Lamenting the largely cold response to his country’s peace proposals, Prime Minister Nawaz Sharif urged the international community to play its role to stop a dangerous slide towards what he warned was a Pakistan-India crisis.
“Clearly, there is a real and present threat to peace and security in South Asia. The international community can no longer pretend that it does not exist,” Nawaz said while addressing a gathering at the US Institute of Peace on Friday as he wrapped up his four-day long tour of the US.
Nawaz noted how the positive momentum, gathered immediately after Narendra Modi’s election as Indian premier, had come to a screeching halt when India cancelled the foreign secretary level talks in August 2014 in over a “flimsy excuse”.
Relations have deteriorated since, the premier lamented, noting how the National Security Adviser-level talks were scuttled by India this year followed by an escalation of hostile exchanges accompanied by ceasefire violations along the border.

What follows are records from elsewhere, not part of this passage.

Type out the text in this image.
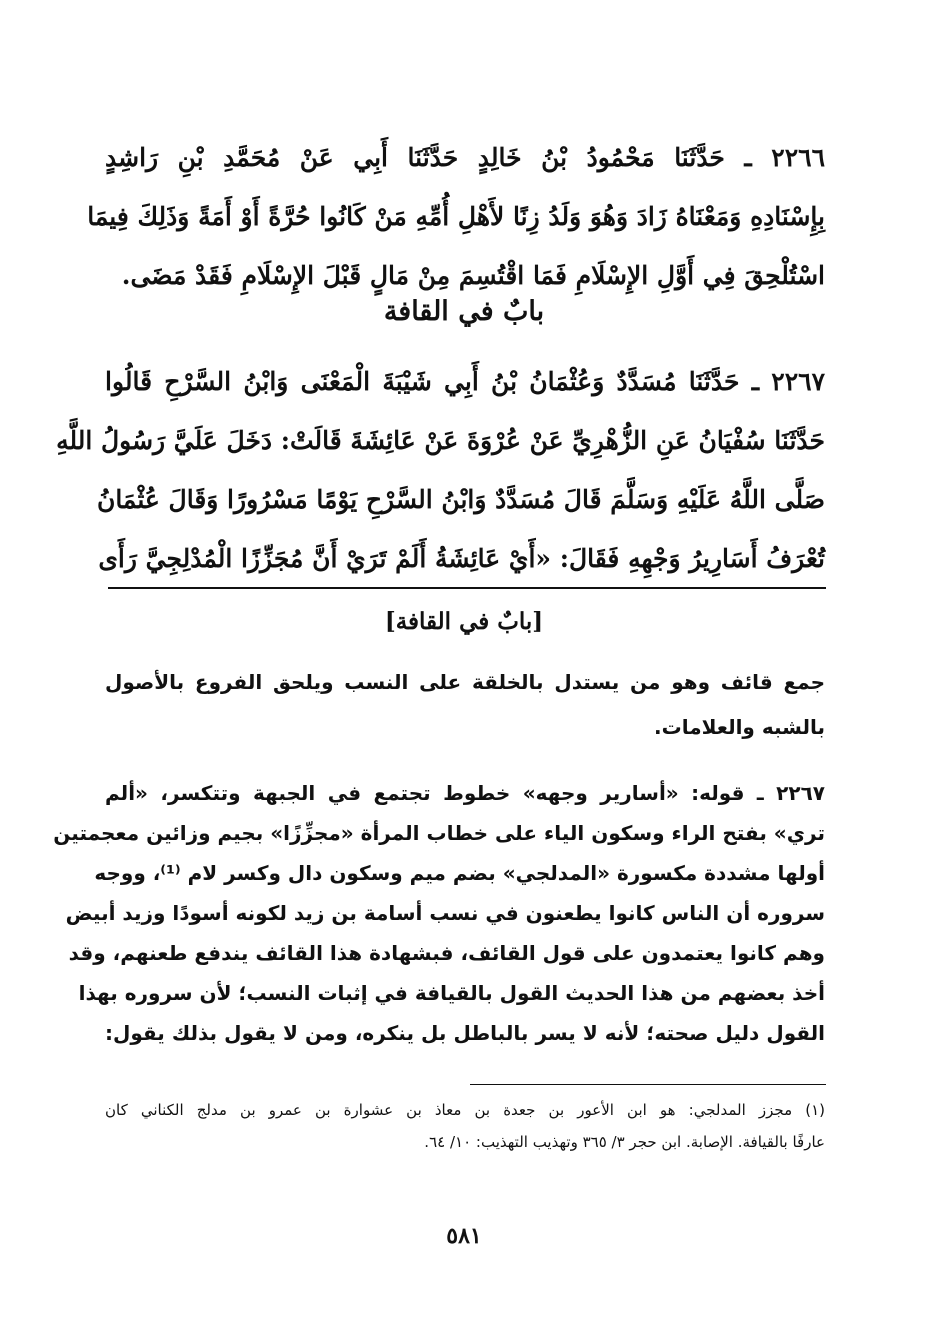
٢٢٦٦ ـ حَدَّثَنَا مَحْمُودُ بْنُ خَالِدٍ حَدَّثَنَا أَبِي عَنْ مُحَمَّدِ بْنِ رَاشِدٍ
بِإِسْنَادِهِ وَمَعْنَاهُ زَادَ وَهُوَ وَلَدُ زِنًا لأَهْلِ أُمِّهِ مَنْ كَانُوا حُرَّةً أَوْ أَمَةً وَذَلِكَ فِيمَا
اسْتُلْحِقَ فِي أَوَّلِ الإِسْلَامِ فَمَا اقْتُسِمَ مِنْ مَالٍ قَبْلَ الإِسْلَامِ فَقَدْ مَضَى.
بابٌ في القافة
٢٢٦٧ ـ حَدَّثَنَا مُسَدَّدٌ وَعُثْمَانُ بْنُ أَبِي شَيْبَةَ الْمَعْنَى وَابْنُ السَّرْحِ قَالُوا
حَدَّثَنَا سُفْيَانُ عَنِ الزُّهْرِيِّ عَنْ عُرْوَةَ عَنْ عَائِشَةَ قَالَتْ: دَخَلَ عَلَيَّ رَسُولُ اللَّهِ
صَلَّى اللَّهُ عَلَيْهِ وَسَلَّمَ قَالَ مُسَدَّدٌ وَابْنُ السَّرْحِ يَوْمًا مَسْرُورًا وَقَالَ عُثْمَانُ
تُعْرَفُ أَسَارِيرُ وَجْهِهِ فَقَالَ: «أَيْ عَائِشَةُ أَلَمْ تَرَيْ أَنَّ مُجَزِّزًا الْمُدْلِجِيَّ رَأَى
[بابٌ في القافة]
جمع قائف وهو من يستدل بالخلقة على النسب ويلحق الفروع بالأصول
بالشبه والعلامات.
٢٢٦٧ ـ قوله: «أسارير وجهه» خطوط تجتمع في الجبهة وتتكسر، «ألم
تري» بفتح الراء وسكون الياء على خطاب المرأة «مجزِّزًا» بجيم وزائين معجمتين
أولها مشددة مكسورة «المدلجي» بضم ميم وسكون دال وكسر لام ⁽¹⁾، ووجه
سروره أن الناس كانوا يطعنون في نسب أسامة بن زيد لكونه أسودًا وزيد أبيض
وهم كانوا يعتمدون على قول القائف، فبشهادة هذا القائف يندفع طعنهم، وقد
أخذ بعضهم من هذا الحديث القول بالقيافة في إثبات النسب؛ لأن سروره بهذا
القول دليل صحته؛ لأنه لا يسر بالباطل بل ينكره، ومن لا يقول بذلك يقول:
(١) مجزز المدلجي: هو ابن الأعور بن جعدة بن معاذ بن عشوارة بن عمرو بن مدلج الكناني كان
عارفًا بالقيافة. الإصابة. ابن حجر ٣/ ٣٦٥ وتهذيب التهذيب: ١٠/ ٦٤.
٥٨١
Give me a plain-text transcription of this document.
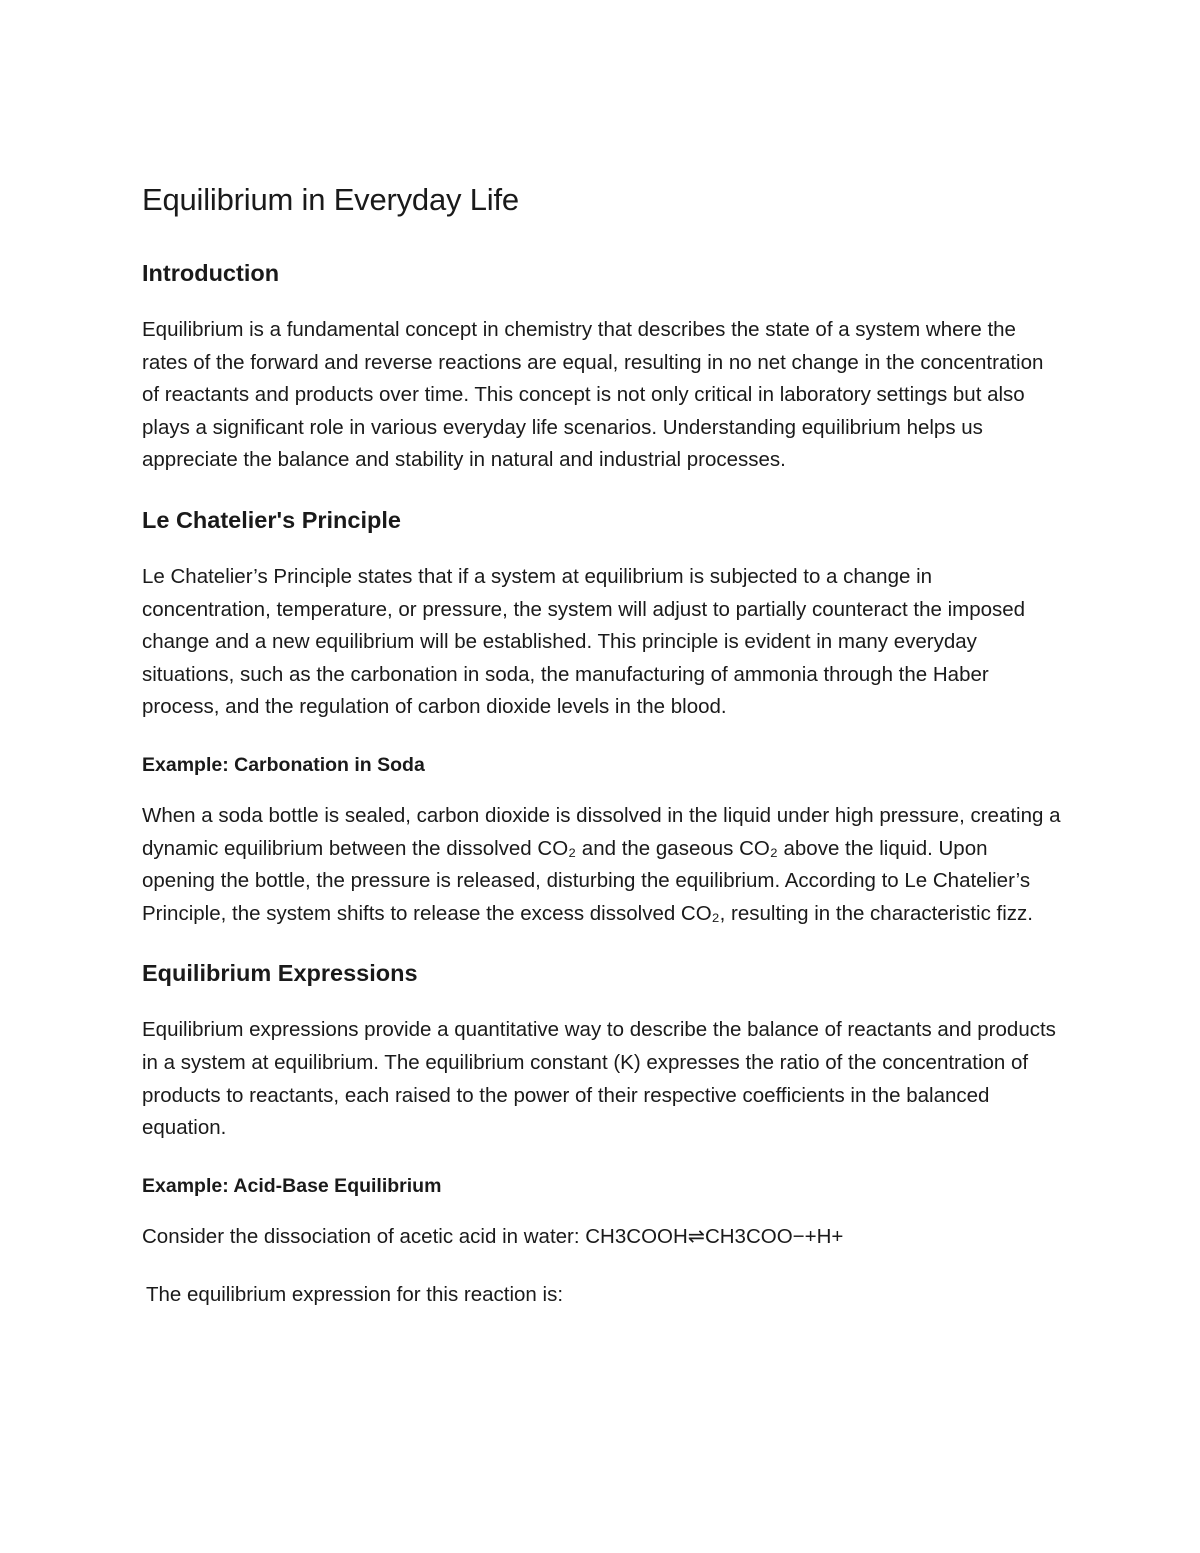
Equilibrium in Everyday Life
Introduction

Equilibrium is a fundamental concept in chemistry that describes the state of a system where the rates of the forward and reverse reactions are equal, resulting in no net change in the concentration of reactants and products over time. This concept is not only critical in laboratory settings but also plays a significant role in various everyday life scenarios. Understanding equilibrium helps us appreciate the balance and stability in natural and industrial processes.

Le Chatelier's Principle

Le Chatelier’s Principle states that if a system at equilibrium is subjected to a change in concentration, temperature, or pressure, the system will adjust to partially counteract the imposed change and a new equilibrium will be established. This principle is evident in many everyday situations, such as the carbonation in soda, the manufacturing of ammonia through the Haber process, and the regulation of carbon dioxide levels in the blood.

Example: Carbonation in Soda

When a soda bottle is sealed, carbon dioxide is dissolved in the liquid under high pressure, creating a dynamic equilibrium between the dissolved CO₂ and the gaseous CO₂ above the liquid. Upon opening the bottle, the pressure is released, disturbing the equilibrium. According to Le Chatelier’s Principle, the system shifts to release the excess dissolved CO₂, resulting in the characteristic fizz.

Equilibrium Expressions

Equilibrium expressions provide a quantitative way to describe the balance of reactants and products in a system at equilibrium. The equilibrium constant (K) expresses the ratio of the concentration of products to reactants, each raised to the power of their respective coefficients in the balanced equation.

Example: Acid-Base Equilibrium

Consider the dissociation of acetic acid in water: CH3COOH⇌CH3COO−+H+

The equilibrium expression for this reaction is:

Recent anti-Pakistan actions by Hindu extremists in Mumbai have further exacerbated tensions in the region.
While rejecting his proposal for dialogue – made at the UN General Assembly in late September, Nawaz warned that India was adopting dangerous military doctrines by engaging in a major arms build-up. “This will compel Pakistan to take several counter measures to preserve credible deterrence.”